Thursday, June 12, 2008

To Everything A Season






This week brought back memories of college in Washington, D.C.. I was not doing too much partying and not enough studying. Rather whenever I stepped out of an air-conditioned room it felt like I was walking through hot soup. Just nasty yucky heat. Thankfully, on the way home from walking my daughter to school in the mornings I passed three (sometimes four) lawn sprinklers. I had no shame in waiting for the sprinkler to make its turn around so I could feel that nice, cool mist for a second or two.

Too hot to keep up with all of my housework, I was able to finish my second stitching project. Another Learn-a-Craft kit from Dimensions (72665 Seasons of Color) this one was at least made for adults. Let's hear it for progress!

I am really getting the hang of this, my main problem being getting distracted and not counting correctly. A couple of times on this project I was off a couple of spaces but each time I was either able to do good damage control or just leave it be because you would never be able to tell.

The first major issue I had with this project was running out of one of the thread colors (the kit had provided all the floss needed, in theory but not in practice). Labeled pink on the chart, it was more of a rose color and I ran about 20 stitches short. With no needlepoint stores in my general vicinity I was stuck with the generic variety packs of embroidery floss offered at the craft store. I chose the color that seemed the closest and filled in the missing stitches. Meh. Here you can see the result:


See where the thread is coming out there? That's where I began to pull it out when I decided that it was nowhere near a close enough match. It is harder to tell in the picture but it was much more of a true cotton-candy pink then the rose pink you can see above that line of magenta. I could have just called Dimensions customer service like they advised in the instructions. They probably would have just sent me a couple lengths of the correct floss. That would have been too easy though. I was putting together an order from 123stitch.com so I looked through the DMC colors and found the floss I thought might work. It ended up being a little too dark but I decided at that point to accept and move on. After all, a couple little mistakes should be expected on only my second try at this.
So basically the pattern consisted of four flowers or leaves, with each representing a season. A few words of back stitches "To Everything A Season" and one (woot!) French knot to dot the I. It was never really a piece that excited me, just not my taste. I am pretty proud of it nonetheless.
When I completed all the stitching I decided to actually "finish" this project. Instead of simply recentering the piece in the hoop and trimming the excess fabric to make a little wall hanging I decided to attach it to a canvas bag I bought for 99 cents at the aforementioned craft store. After a couple of aborted attempts using a variety of stitches, I kind of had a tantrum and quickly back stitched a circle "framing" the piece. Of course, it looked a million times better than all the other tries. A couple tiny segments kind of frayed a little so I threw in a couple random cross stitches to tie them down. Looks kinda cute.
For now, I am going to use this as my project bag.

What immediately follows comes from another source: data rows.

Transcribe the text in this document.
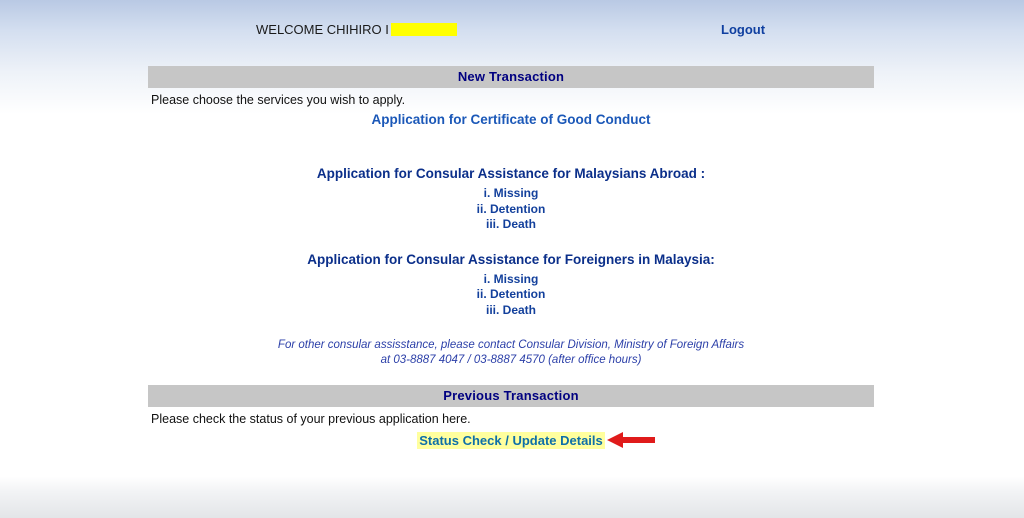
WELCOME CHIHIRO I	Logout
New Transaction
Please choose the services you wish to apply.
Application for Certificate of Good Conduct
Application for Consular Assistance for Malaysians Abroad :
i. Missing
ii. Detention
iii. Death
Application for Consular Assistance for Foreigners in Malaysia:
i. Missing
ii. Detention
iii. Death
For other consular assisstance, please contact Consular Division, Ministry of Foreign Affairs
at 03-8887 4047 / 03-8887 4570 (after office hours)
Previous Transaction
Please check the status of your previous application here.
Status Check / Update Details
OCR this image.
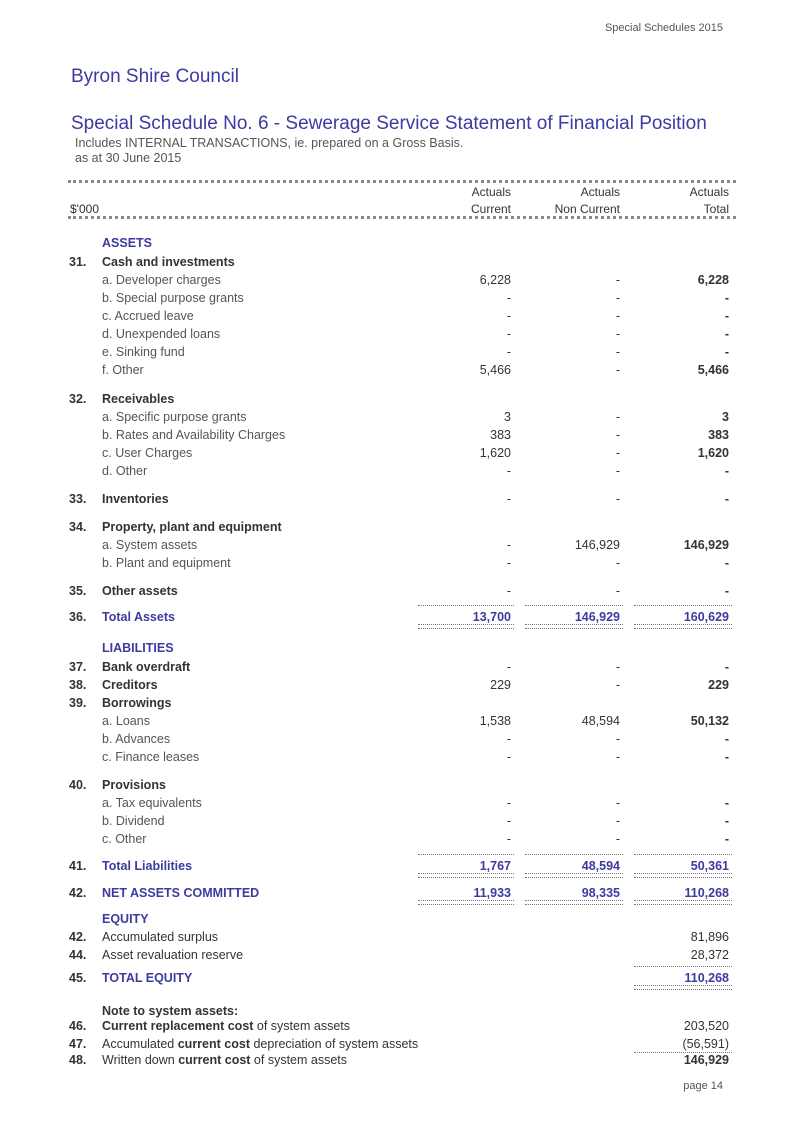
Special Schedules 2015
Byron Shire Council
Special Schedule No. 6 - Sewerage Service Statement of Financial Position
Includes INTERNAL TRANSACTIONS, ie. prepared on a Gross Basis.
as at 30 June 2015
Actuals	Actuals	Actuals
$'000	Current	Non Current	Total
ASSETS
31.	Cash and investments
a. Developer charges	6,228	-	6,228
b. Special purpose grants	-	-	-
c. Accrued leave	-	-	-
d. Unexpended loans	-	-	-
e. Sinking fund	-	-	-
f. Other	5,466	-	5,466
32.	Receivables
a. Specific purpose grants	3	-	3
b. Rates and Availability Charges	383	-	383
c. User Charges	1,620	-	1,620
d. Other	-	-	-
33.	Inventories	-	-	-
34.	Property, plant and equipment
a. System assets	-	146,929	146,929
b. Plant and equipment	-	-	-
35.	Other assets	-	-	-
36.	Total Assets	13,700	146,929	160,629
LIABILITIES
37.	Bank overdraft	-	-	-
38.	Creditors	229	-	229
39.	Borrowings
a. Loans	1,538	48,594	50,132
b. Advances	-	-	-
c. Finance leases	-	-	-
40.	Provisions
a. Tax equivalents	-	-	-
b. Dividend	-	-	-
c. Other	-	-	-
41.	Total Liabilities	1,767	48,594	50,361
42.	NET ASSETS COMMITTED	11,933	98,335	110,268
EQUITY
42.	Accumulated surplus	81,896
44.	Asset revaluation reserve	28,372
45.	TOTAL EQUITY	110,268
Note to system assets:
46.	Current replacement cost of system assets	203,520
47.	Accumulated current cost depreciation of system assets	(56,591)
48.	Written down current cost of system assets	146,929
page 14
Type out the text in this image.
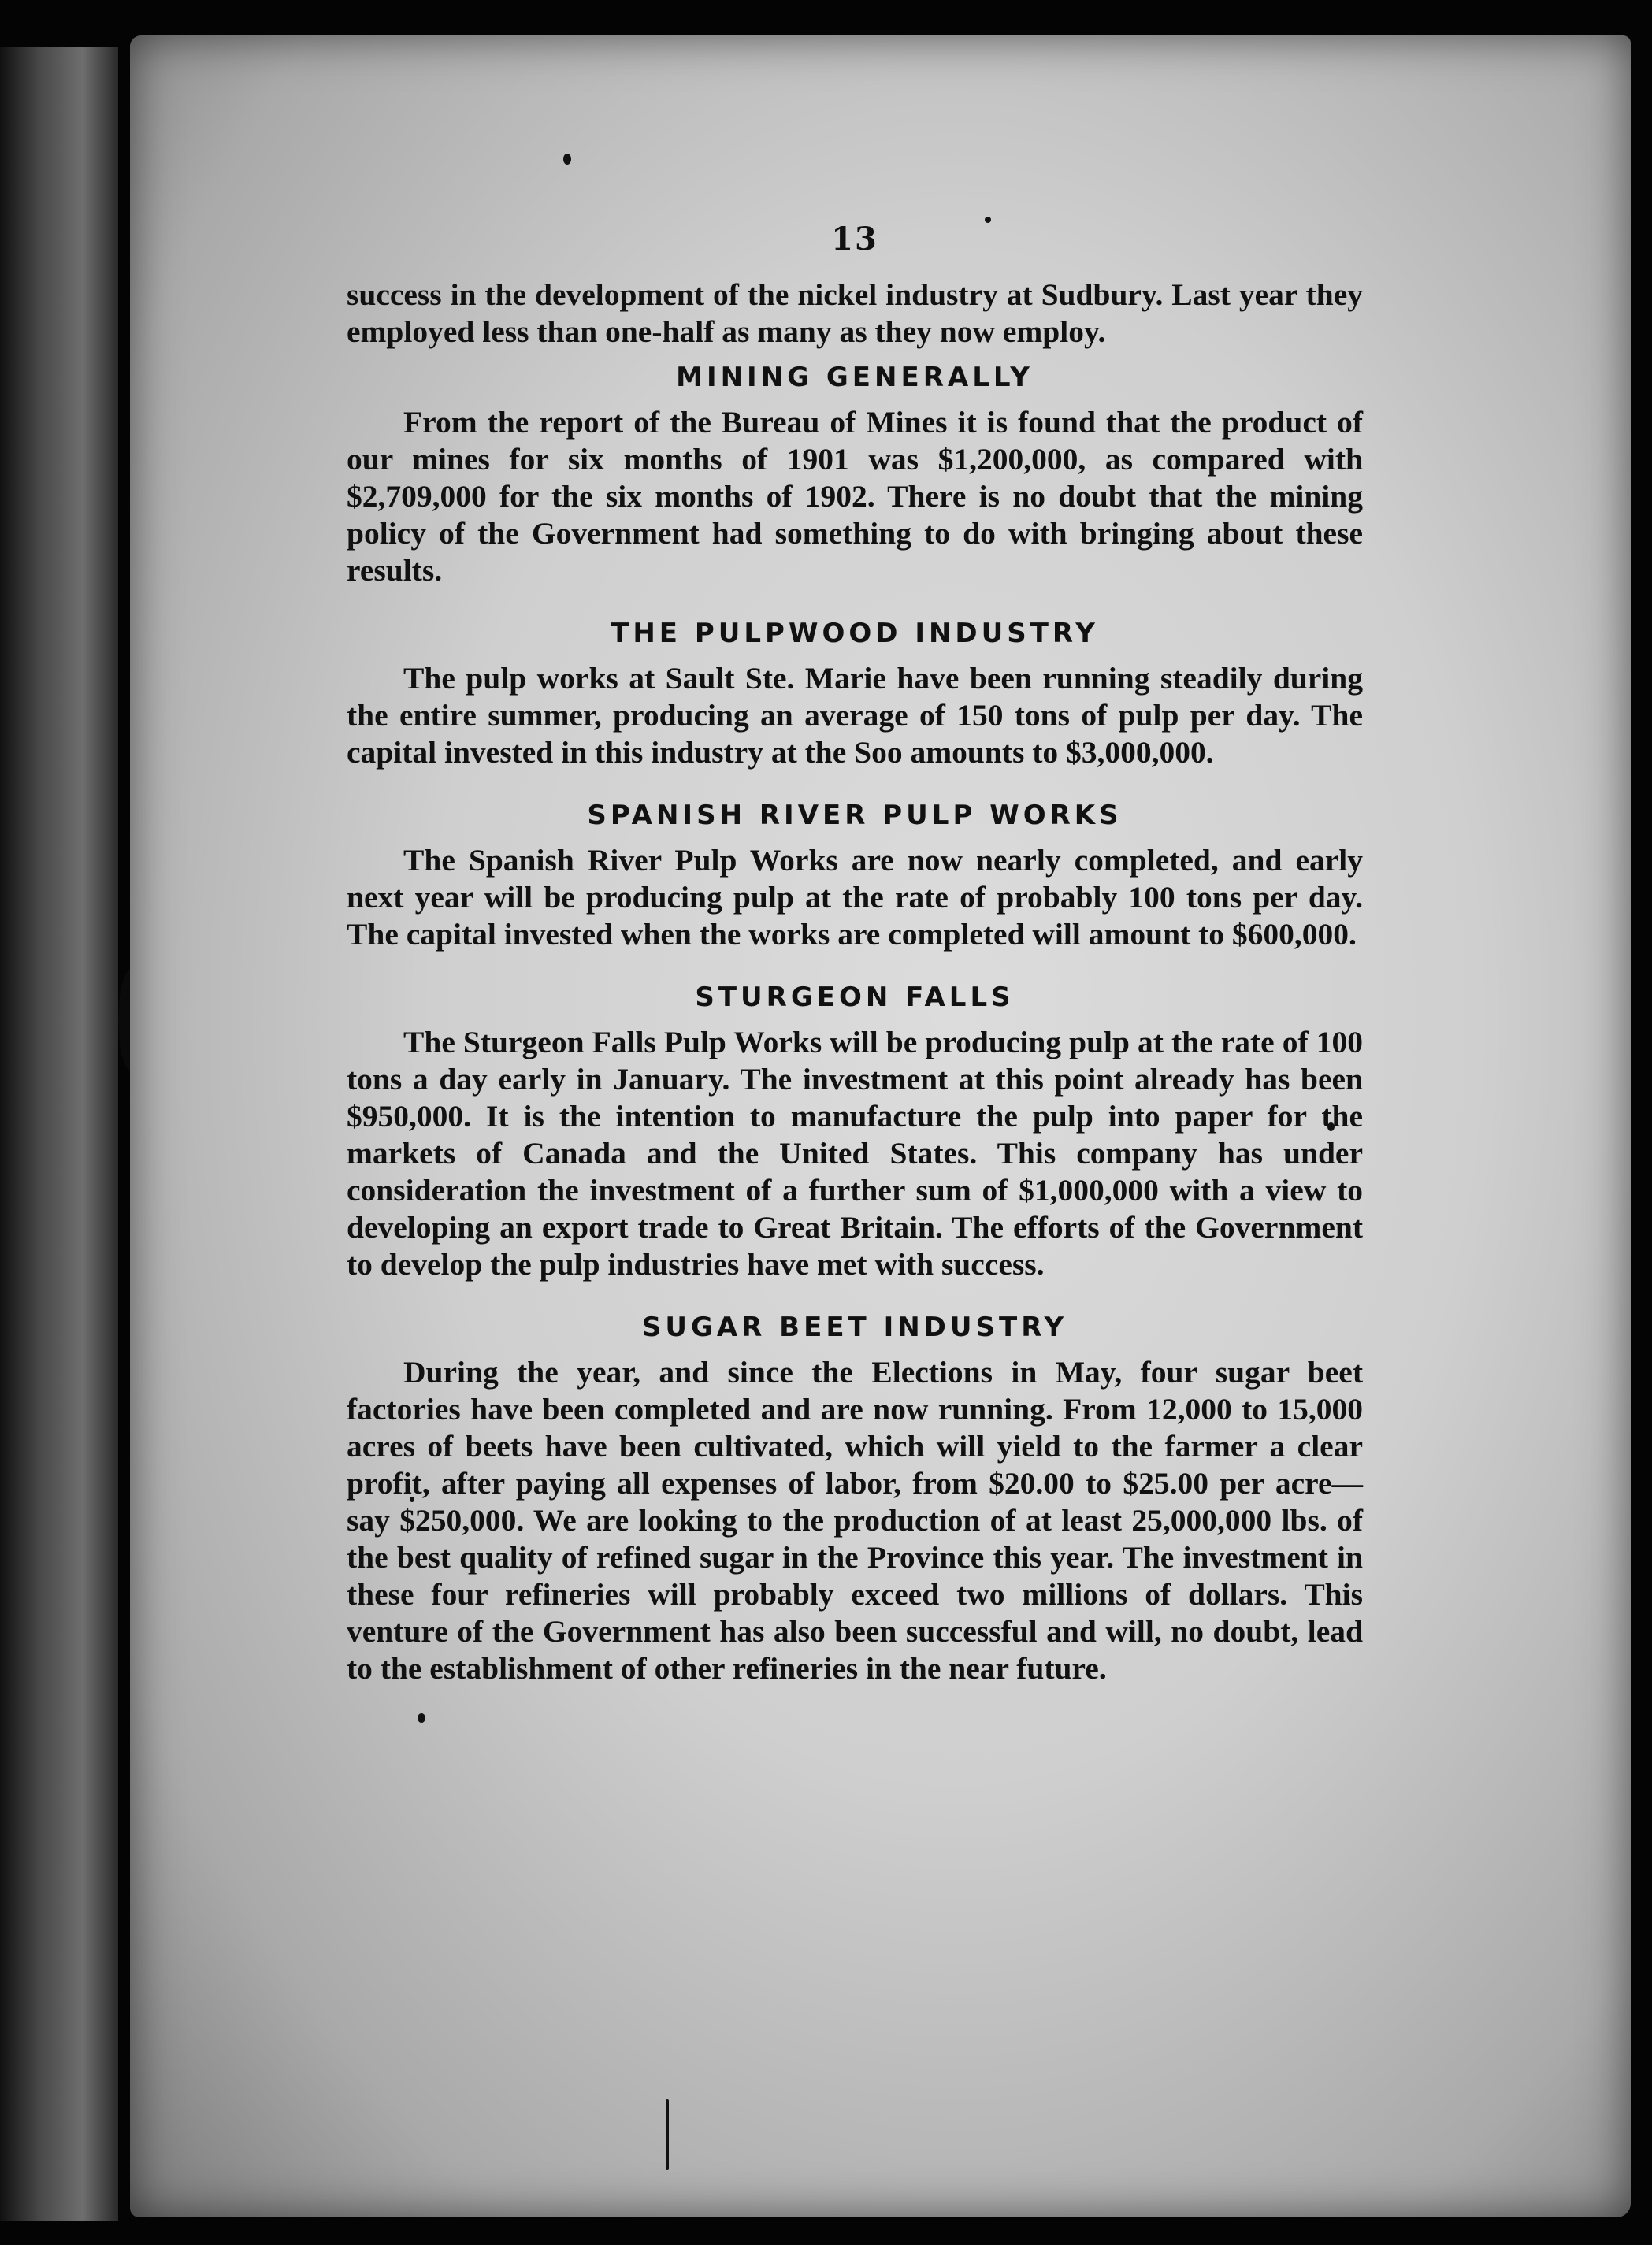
13

success in the development of the nickel industry at Sudbury. Last year they employed less than one-half as many as they now employ.

MINING GENERALLY

From the report of the Bureau of Mines it is found that the product of our mines for six months of 1901 was $1,200,000, as compared with $2,709,000 for the six months of 1902. There is no doubt that the mining policy of the Government had something to do with bringing about these results.

THE PULPWOOD INDUSTRY

The pulp works at Sault Ste. Marie have been running steadily during the entire summer, producing an average of 150 tons of pulp per day. The capital invested in this industry at the Soo amounts to $3,000,000.

SPANISH RIVER PULP WORKS

The Spanish River Pulp Works are now nearly completed, and early next year will be producing pulp at the rate of probably 100 tons per day. The capital invested when the works are completed will amount to $600,000.

STURGEON FALLS

The Sturgeon Falls Pulp Works will be producing pulp at the rate of 100 tons a day early in January. The investment at this point already has been $950,000. It is the intention to manufacture the pulp into paper for the markets of Canada and the United States. This company has under consideration the investment of a further sum of $1,000,000 with a view to developing an export trade to Great Britain. The efforts of the Government to develop the pulp industries have met with success.

SUGAR BEET INDUSTRY

During the year, and since the Elections in May, four sugar beet factories have been completed and are now running. From 12,000 to 15,000 acres of beets have been cultivated, which will yield to the farmer a clear profit, after paying all expenses of labor, from $20.00 to $25.00 per acre—say $250,000. We are looking to the production of at least 25,000,000 lbs. of the best quality of refined sugar in the Province this year. The investment in these four refineries will probably exceed two millions of dollars. This venture of the Government has also been successful and will, no doubt, lead to the establishment of other refineries in the near future.
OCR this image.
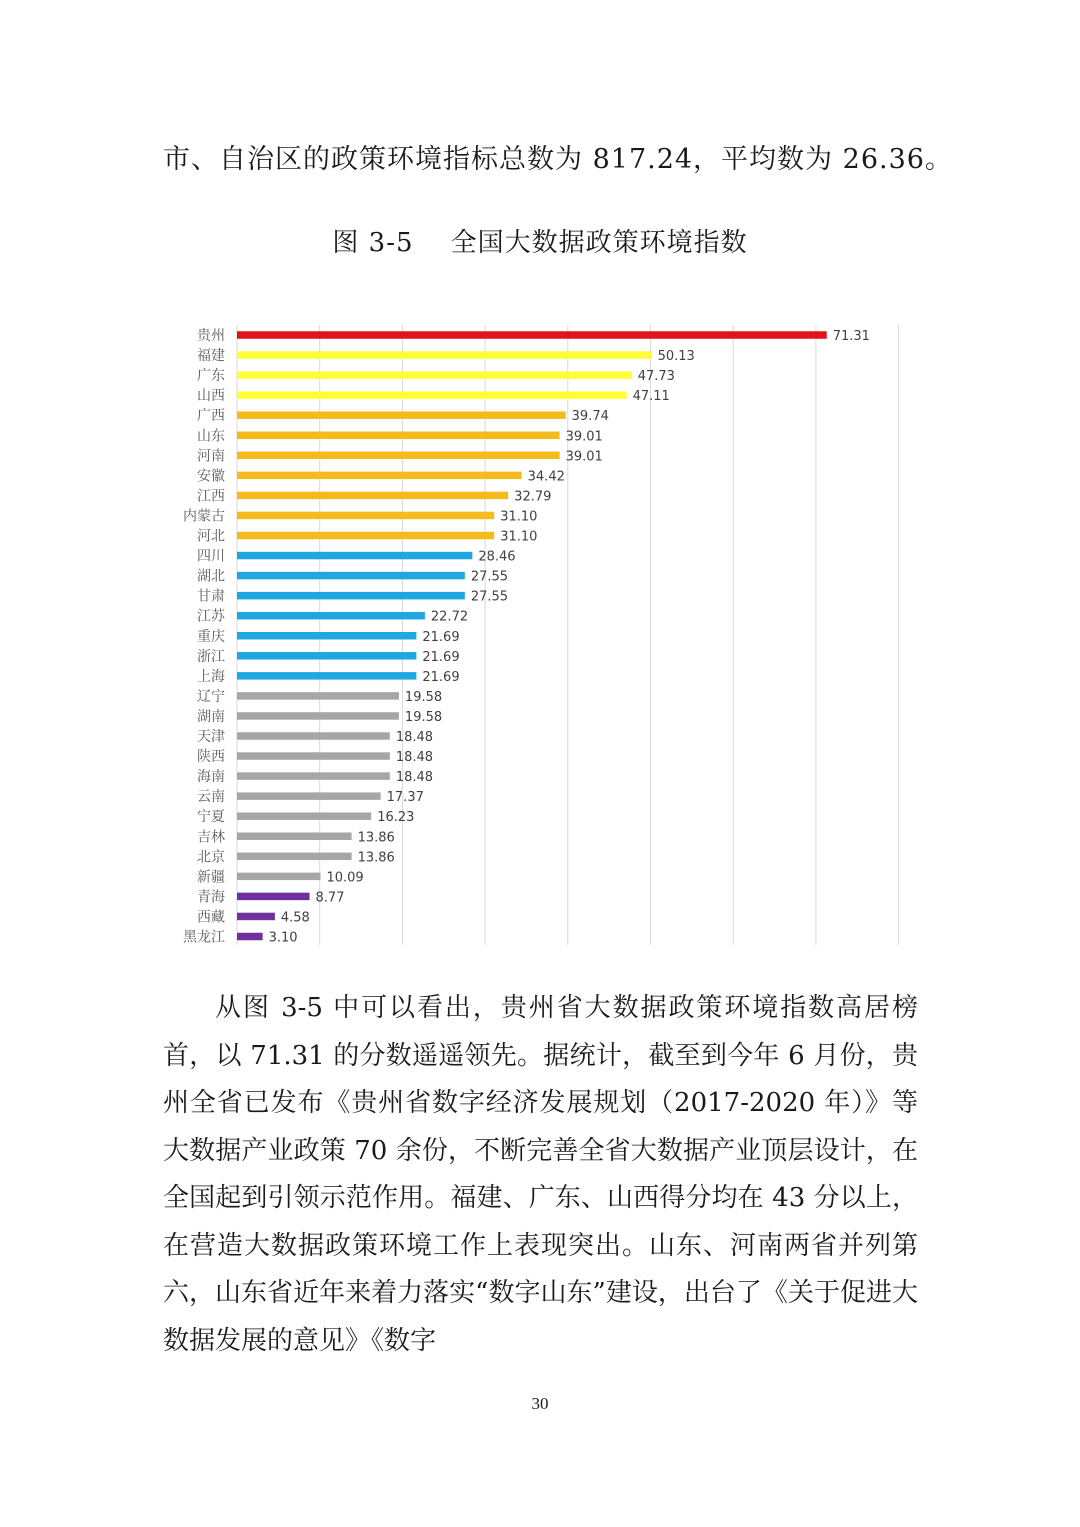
市、自治区的政策环境指标总数为 817.24，平均数为 26.36。
图 3-5    全国大数据政策环境指数
贵州
福建
广东
山西
广西
山东
河南
安徽
江西
内蒙古
河北
四川
湖北
甘肃
江苏
重庆
浙江
上海
辽宁
湖南
天津
陕西
海南
云南
宁夏
吉林
北京
新疆
青海
西藏
黑龙江
71.31
50.13
47.73
47.11
39.74
39.01
39.01
34.42
32.79
31.10
31.10
28.46
27.55
27.55
22.72
21.69
21.69
21.69
19.58
19.58
18.48
18.48
18.48
17.37
16.23
13.86
13.86
10.09
8.77
4.58
3.10

从图 3-5 中可以看出，贵州省大数据政策环境指数高居榜首，以 71.31 的分数遥遥领先。据统计，截至到今年 6 月份，贵州全省已发布《贵州省数字经济发展规划（2017-2020 年）》等大数据产业政策 70 余份，不断完善全省大数据产业顶层设计，在全国起到引领示范作用。福建、广东、山西得分均在 43 分以上，在营造大数据政策环境工作上表现突出。山东、河南两省并列第六，山东省近年来着力落实“数字山东”建设，出台了《关于促进大数据发展的意见》《数字

30
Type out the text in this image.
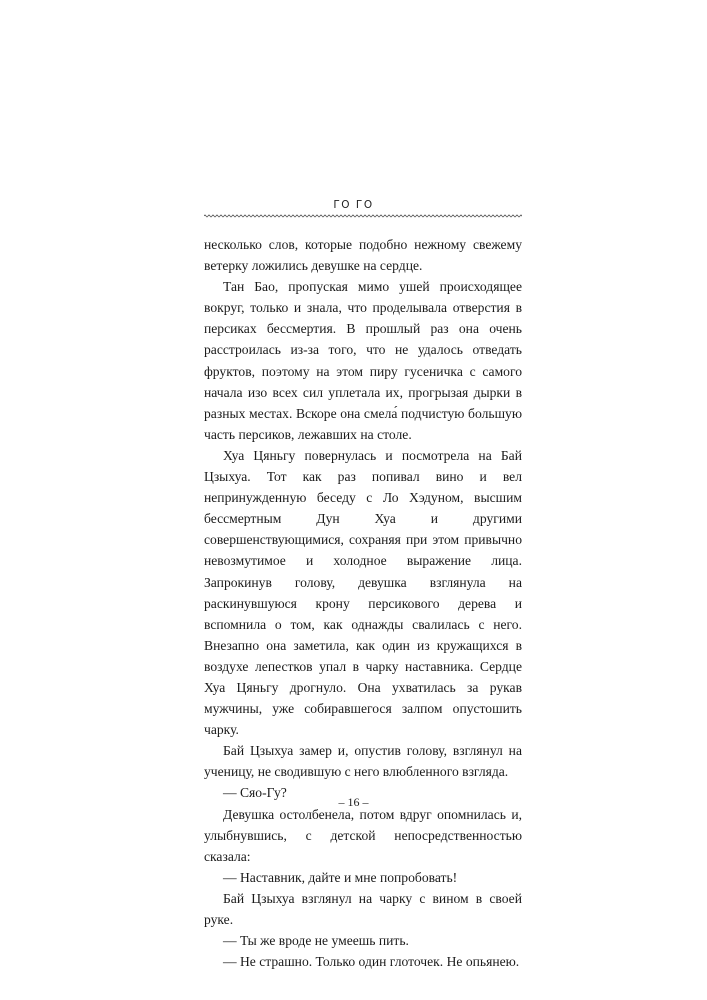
ГО ГО

несколько слов, которые подобно нежному свежему ветерку ложились девушке на сердце.

Тан Бао, пропуская мимо ушей происходящее вокруг, только и знала, что проделывала отверстия в персиках бессмертия. В прошлый раз она очень расстроилась из-за того, что не удалось отведать фруктов, поэтому на этом пиру гусеничка с самого начала изо всех сил уплетала их, прогрызая дырки в разных местах. Вскоре она смела́ подчистую большую часть персиков, лежавших на столе.

Хуа Цяньгу повернулась и посмотрела на Бай Цзыхуа. Тот как раз попивал вино и вел непринужденную беседу с Ло Хэдуном, высшим бессмертным Дун Хуа и другими совершенствующимися, сохраняя при этом привычно невозмутимое и холодное выражение лица. Запрокинув голову, девушка взглянула на раскинувшуюся крону персикового дерева и вспомнила о том, как однажды свалилась с него. Внезапно она заметила, как один из кружащихся в воздухе лепестков упал в чарку наставника. Сердце Хуа Цяньгу дрогнуло. Она ухватилась за рукав мужчины, уже собиравшегося залпом опустошить чарку.

Бай Цзыхуа замер и, опустив голову, взглянул на ученицу, не сводившую с него влюбленного взгляда.

— Сяо-Гу?

Девушка остолбенела, потом вдруг опомнилась и, улыбнувшись, с детской непосредственностью сказала:

— Наставник, дайте и мне попробовать!

Бай Цзыхуа взглянул на чарку с вином в своей руке.

— Ты же вроде не умеешь пить.

— Не страшно. Только один глоточек. Не опьянею.

– 16 –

I am building up supplies and stuff faster than I can organize it. At least with this I put the supplies I actually need at the moment in the bag and keep myself a little more sane. I have already started my third project, just a little end of the year gift for my daughter's teacher. Stay tuned...






2 comments:

Jinger said...

Your flowers are beautiful! Thanks for sharing! :-)

mainely stitching said...

I'd say you're really moving right along in your cross stitching. Hard to believe that you set a needle to fabric for the first time so recently!